Yes. If tuned correctly, scx_layered should be performant across various CPU architectures and workloads.

That said, you may run into an issue with infeasible weights, where a task with a very high weight may cause the scheduler to incorrectly leave cores idle because it thinks they're necessary to accommodate the compute for a single task. This can also happen in CFS, and should soon be addressed for scx_layered.

Tuning scx_layered

scx_layered is designed with specific use cases in mind and may not perform as well as a general purpose scheduler for all workloads. It does have topology awareness, which can be disabled with the -t flag. This may impact performance on NUMA machines, as layers will be able to span NUMA nodes by default. For configuring scx_layered to span across multiple NUMA nodes simply setting all nodes in the nodes field of the config.

For controlling the performance level of different levels (i.e. CPU frequency) the perf field can be set. This must be used in combination with the schedutil frequency governor. The value should be from 0-1024 with 1024 being maximum performance.
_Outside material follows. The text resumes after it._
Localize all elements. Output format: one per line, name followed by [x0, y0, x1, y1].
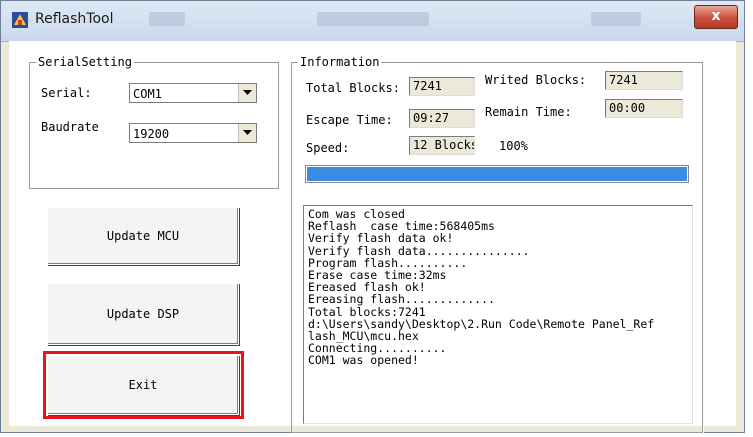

Depending on the system hardware it will translate to frequency, which can also trigger turbo boosting if the value is high enough and turbo is enabled.

Layer affinities can be defined using the nodes or llcs layer configs. This allows for restricting a layer to a NUMA node or LLC. Layers will by default attempt to grow within the same NUMA node, however this may change to suppport different layer growth strategies in the future. When tuning the util_range for a layer there should be some consideration for how the layer should grow. For example, if the util_range lower bound is too high, it may lead to the layer shrinking excessively. This could be ideal for core compaction strategies for a layer, but may poorly utilize hardware, especially in low system utilization. The upper bound of the util_range controls how the layer grows, if set too aggressively the layer could grow fast and prevent other layers from utilizing CPUs. Lastly, the slice_us can be used to tune the timeslice per layer. This is useful if a layer has more latency sensitive tasks, where timeslices should be shorter. Conversely if a layer is largely CPU bound with less concerns of latency it may be useful to increase the slice_us parameter.

scx_layered can provide performance wins, for certain workloads when sufficient tuning on the layer config.